Sarah Palin should get her facts straight on al-Qaeda and Iran.

 In the midst of the holiday season this month Sarah Palin had an op-ed in USA Today that is important and interesting in several ways. She calls for crippling sanctions on Iran to halt its nuclear-weapons programs (although she doesn’t seem to know we already have a United Nations Security Council Resolution that mandates a complete arms ban on Iran) and she seconds Tony Blair’s call for using force if necessary. She argues for more support to the Green movement inside Iran without ever using its title.

One item leaped out at me. She correctly says Iran is today the world’s “biggest state sponsor of terrorism.” Then she adds, “It has shielded al-Qaeda leaders, including one of Osama bin Laden’s sons.” Then the clincher—imagine how terrible it would be if terror-backer Iran had nukes.

This is eerily reminiscent of Bush-Cheney on Iraq and al-Qaeda and the run up to the disaster in Mesopotamia in 2002 and 2003, and she is playing very loosely with the facts. It is true that some senior al-Qaeda figures, including members of bin Laden’s family, fled Afghanistan to Iran after we toppled the Taliban in 2001. What their status has been in Iran since has been much debated. They are not allowed to travel freely. Some reports say they are under house arrest or more serious detention. There is pretty good reporting that al-Qaeda wants them back and has gotten some released by negotiating with Tehran. One of bin Laden’s son probably got out in 2008 and one of his daughters in 2009 via Syria. They may engage in some operational activity, especially in courier traffic between the al-Qaeda core in Pakistan and Iraq and the Gulf states. “Shielded” does not capture any of this nuance, perhaps deliberately.

What about 9/11? The 9/11 Commission thoroughly investigated the possibility of Iranian links to 9/11 and concluded that although some of the hijackers transited Iran en route from Saudi Arabia to Afghanistan for training, “we have found no evidence that Iran or Hezbollah was aware of the planning for what later became the 9/11 attack.”

The relationship between al-Qaeda and the Islamic Republic of Iran has been shrouded in mystery and secrecy for years. But the hints of occasional operational cooperation between al-Qaeda and Tehran are outweighed by the very considerable and public evidence of the deep animosity between Sunni extremist al-Qaeda and Shia extremist Iran. Antipathy for each other is at the root of their ideologies and narratives and has been most visible in their competition for influence in Iraq and Afghanistan.

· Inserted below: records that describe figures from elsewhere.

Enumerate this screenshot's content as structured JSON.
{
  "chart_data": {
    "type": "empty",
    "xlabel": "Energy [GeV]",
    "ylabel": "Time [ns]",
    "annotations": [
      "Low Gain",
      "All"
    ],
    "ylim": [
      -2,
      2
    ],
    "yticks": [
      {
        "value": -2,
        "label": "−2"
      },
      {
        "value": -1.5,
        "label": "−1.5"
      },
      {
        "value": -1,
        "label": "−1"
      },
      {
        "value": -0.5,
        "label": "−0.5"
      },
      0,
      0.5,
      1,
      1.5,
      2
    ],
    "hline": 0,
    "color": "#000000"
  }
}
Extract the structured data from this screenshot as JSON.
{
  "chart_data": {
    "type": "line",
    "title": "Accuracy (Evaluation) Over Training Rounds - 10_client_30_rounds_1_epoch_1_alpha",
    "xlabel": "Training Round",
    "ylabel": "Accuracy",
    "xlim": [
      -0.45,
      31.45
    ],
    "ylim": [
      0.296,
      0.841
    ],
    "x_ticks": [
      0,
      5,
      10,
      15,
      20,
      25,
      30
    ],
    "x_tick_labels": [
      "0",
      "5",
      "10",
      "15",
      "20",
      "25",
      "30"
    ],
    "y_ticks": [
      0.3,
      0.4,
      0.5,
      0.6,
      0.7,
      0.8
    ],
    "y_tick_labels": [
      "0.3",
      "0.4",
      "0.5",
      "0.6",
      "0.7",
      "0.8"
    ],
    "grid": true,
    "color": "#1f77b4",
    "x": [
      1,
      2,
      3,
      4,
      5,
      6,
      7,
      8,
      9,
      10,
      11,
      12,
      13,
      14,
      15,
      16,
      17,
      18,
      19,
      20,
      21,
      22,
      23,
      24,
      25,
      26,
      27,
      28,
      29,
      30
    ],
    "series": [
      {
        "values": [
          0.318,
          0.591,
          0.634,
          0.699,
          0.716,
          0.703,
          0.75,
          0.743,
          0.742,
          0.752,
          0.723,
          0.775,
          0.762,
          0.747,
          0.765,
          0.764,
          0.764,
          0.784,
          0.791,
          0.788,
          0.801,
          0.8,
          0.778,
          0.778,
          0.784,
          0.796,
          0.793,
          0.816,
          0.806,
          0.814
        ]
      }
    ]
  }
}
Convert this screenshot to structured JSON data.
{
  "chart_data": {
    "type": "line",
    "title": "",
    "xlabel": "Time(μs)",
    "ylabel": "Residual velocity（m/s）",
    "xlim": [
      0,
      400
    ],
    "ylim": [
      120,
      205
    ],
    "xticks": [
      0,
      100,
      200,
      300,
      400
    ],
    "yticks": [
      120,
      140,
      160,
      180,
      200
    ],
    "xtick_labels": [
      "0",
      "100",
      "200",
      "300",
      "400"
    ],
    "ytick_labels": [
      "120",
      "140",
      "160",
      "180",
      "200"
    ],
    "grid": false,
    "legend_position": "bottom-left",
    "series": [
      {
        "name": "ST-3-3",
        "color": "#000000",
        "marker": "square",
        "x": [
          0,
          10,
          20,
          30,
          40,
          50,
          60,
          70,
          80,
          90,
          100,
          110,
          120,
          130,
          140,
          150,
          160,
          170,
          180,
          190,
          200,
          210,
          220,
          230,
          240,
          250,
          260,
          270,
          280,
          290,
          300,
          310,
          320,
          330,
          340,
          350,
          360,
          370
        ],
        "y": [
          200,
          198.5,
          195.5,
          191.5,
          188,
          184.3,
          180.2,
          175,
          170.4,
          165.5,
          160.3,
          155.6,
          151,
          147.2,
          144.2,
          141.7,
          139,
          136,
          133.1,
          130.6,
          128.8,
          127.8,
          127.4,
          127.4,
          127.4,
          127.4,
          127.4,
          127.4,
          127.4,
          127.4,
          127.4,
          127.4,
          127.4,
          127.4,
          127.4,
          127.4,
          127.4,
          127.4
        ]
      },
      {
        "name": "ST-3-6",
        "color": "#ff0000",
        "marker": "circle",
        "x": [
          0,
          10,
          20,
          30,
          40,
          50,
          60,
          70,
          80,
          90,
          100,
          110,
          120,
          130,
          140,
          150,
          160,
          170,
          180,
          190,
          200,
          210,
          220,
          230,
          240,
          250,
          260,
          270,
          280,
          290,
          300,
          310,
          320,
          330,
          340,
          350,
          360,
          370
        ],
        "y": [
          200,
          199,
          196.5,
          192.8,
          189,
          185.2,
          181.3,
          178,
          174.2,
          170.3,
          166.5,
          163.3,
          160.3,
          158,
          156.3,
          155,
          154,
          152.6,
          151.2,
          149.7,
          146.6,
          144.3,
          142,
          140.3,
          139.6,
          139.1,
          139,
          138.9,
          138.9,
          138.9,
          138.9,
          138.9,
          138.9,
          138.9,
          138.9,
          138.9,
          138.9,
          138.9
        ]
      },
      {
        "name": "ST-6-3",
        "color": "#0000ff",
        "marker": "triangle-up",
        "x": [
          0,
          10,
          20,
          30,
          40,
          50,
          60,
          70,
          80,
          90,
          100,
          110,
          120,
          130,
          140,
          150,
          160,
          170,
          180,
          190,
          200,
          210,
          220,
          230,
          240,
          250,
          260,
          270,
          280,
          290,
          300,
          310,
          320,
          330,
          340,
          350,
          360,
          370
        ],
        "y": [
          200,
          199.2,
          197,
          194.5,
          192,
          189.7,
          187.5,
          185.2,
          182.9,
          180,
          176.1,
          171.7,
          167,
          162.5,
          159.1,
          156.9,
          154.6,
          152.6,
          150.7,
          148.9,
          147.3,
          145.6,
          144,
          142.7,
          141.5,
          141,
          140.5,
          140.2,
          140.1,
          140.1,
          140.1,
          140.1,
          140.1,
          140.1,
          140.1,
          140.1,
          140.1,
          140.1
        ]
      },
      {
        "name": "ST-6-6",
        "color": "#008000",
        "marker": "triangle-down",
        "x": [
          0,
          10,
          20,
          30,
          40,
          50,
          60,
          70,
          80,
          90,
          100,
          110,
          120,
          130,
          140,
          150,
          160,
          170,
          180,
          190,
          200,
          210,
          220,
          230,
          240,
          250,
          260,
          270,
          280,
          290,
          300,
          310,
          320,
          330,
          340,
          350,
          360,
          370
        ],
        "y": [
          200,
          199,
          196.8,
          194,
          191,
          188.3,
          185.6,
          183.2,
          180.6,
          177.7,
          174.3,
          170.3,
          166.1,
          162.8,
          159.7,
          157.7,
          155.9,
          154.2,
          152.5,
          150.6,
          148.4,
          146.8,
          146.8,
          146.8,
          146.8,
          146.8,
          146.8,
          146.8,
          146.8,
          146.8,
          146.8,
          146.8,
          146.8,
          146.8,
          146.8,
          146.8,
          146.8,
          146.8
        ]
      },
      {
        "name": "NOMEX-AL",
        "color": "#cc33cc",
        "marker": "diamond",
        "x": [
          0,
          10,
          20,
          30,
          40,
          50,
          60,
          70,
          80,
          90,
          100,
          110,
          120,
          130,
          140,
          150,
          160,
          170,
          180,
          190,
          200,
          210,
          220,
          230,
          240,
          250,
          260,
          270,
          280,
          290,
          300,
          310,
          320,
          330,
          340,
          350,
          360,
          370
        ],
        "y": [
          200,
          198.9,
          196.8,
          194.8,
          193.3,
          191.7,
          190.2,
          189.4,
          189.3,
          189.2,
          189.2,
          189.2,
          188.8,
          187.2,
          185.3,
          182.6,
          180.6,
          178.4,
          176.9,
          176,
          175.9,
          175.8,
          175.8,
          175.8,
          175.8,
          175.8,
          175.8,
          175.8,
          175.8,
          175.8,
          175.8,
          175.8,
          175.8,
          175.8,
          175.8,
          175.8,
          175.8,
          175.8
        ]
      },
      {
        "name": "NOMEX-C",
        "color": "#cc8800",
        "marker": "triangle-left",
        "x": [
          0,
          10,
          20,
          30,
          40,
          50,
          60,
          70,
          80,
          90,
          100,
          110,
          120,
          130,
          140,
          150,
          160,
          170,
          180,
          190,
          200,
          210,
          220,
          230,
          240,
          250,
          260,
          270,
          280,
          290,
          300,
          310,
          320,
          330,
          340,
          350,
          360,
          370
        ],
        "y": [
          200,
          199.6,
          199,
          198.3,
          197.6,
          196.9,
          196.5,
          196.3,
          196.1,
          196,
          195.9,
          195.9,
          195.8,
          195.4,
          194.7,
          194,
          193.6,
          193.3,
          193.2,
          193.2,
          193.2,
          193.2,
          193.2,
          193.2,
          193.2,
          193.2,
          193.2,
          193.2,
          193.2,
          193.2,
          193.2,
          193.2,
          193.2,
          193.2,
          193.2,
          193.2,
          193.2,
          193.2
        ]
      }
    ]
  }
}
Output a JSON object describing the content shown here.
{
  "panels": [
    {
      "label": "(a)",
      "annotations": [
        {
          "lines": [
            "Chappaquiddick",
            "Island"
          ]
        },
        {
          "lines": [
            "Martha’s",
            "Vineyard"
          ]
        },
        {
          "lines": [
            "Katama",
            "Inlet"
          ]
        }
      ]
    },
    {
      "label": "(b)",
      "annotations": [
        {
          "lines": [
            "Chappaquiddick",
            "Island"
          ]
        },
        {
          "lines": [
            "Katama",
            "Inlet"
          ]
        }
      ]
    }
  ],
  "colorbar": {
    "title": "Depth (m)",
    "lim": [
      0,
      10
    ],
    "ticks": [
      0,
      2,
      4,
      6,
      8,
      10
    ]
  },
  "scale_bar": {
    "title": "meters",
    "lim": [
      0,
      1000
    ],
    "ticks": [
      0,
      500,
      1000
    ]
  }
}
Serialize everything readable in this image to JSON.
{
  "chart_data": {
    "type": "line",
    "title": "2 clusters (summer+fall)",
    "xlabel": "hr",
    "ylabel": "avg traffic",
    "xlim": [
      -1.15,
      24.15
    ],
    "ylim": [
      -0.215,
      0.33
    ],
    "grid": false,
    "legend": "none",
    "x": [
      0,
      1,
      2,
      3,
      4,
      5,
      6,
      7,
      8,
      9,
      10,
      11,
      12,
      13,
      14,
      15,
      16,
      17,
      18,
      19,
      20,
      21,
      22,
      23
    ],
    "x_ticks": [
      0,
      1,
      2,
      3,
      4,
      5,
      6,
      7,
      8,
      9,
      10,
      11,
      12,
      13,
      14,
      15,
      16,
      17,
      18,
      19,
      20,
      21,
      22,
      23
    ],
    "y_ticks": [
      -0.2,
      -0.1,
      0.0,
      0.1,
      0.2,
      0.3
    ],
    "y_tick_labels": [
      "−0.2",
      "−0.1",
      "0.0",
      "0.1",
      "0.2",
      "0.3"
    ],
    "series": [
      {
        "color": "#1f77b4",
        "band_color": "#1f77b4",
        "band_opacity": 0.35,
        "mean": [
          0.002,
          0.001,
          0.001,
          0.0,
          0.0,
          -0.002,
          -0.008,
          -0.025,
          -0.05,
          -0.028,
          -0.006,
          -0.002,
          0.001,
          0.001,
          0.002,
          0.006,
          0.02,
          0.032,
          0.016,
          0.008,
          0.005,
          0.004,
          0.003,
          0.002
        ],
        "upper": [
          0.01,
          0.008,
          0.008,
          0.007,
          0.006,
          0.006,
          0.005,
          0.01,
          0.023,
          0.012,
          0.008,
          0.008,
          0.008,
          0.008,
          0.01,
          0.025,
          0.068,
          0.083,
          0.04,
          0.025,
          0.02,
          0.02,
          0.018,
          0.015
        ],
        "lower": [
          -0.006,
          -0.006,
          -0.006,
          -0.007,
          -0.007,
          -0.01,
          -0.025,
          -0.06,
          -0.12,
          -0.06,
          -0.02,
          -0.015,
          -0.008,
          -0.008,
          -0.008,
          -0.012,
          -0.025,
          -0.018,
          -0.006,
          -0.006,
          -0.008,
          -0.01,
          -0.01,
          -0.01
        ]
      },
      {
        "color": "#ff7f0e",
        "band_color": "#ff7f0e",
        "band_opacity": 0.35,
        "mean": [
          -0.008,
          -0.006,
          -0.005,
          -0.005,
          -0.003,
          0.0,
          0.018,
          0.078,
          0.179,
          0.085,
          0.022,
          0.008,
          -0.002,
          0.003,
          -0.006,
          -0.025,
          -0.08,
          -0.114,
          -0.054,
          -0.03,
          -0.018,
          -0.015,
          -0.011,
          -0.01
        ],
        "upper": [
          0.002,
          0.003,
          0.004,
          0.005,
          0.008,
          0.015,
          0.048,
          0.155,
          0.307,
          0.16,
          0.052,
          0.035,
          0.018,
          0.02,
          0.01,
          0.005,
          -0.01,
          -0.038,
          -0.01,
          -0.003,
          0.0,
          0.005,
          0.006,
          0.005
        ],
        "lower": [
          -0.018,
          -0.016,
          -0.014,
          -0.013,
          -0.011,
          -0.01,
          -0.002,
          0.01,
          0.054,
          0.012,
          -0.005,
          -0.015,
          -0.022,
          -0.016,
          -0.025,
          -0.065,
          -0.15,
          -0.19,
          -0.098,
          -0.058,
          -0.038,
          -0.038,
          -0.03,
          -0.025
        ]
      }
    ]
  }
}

This may change, however, if the United States and Iran move toward confrontation or even conflict over Tehran’s nuclear weapons ambitions. As tensions between Washington and Tehran increase, Shia antipathy for Sunni jihadists like al-Qaeda and its ally the Afghan Taliban may be outweighed by a desire to find ways to hurt America. Similarly as Washington ratchets up the pressure on al-Qaeda in Pakistan, Osama bin Laden and his gang may find Iran a more attractive potential partner. Several al-Qaeda leaders have publicly said an American-Iranian war would be good for al-Qaeda and should be encouraged.

Senior U.S. counterterrorist officials in the White House say that one of their big worries is that Iran would free all the al-Qaeda detainees in Iran as U.S.-Iranian relations deteriorate, a move they said would immediately replace much of the damage we have done to al-Qaeda with the drones in Pakistan in the last two years. So we may be better off with the al-Qaeda operatives staying shielded than unshielded. In any case we don’t need to play loose and fast with the facts about Iran and al-Qaeda to make a case for a third war in the Middle East.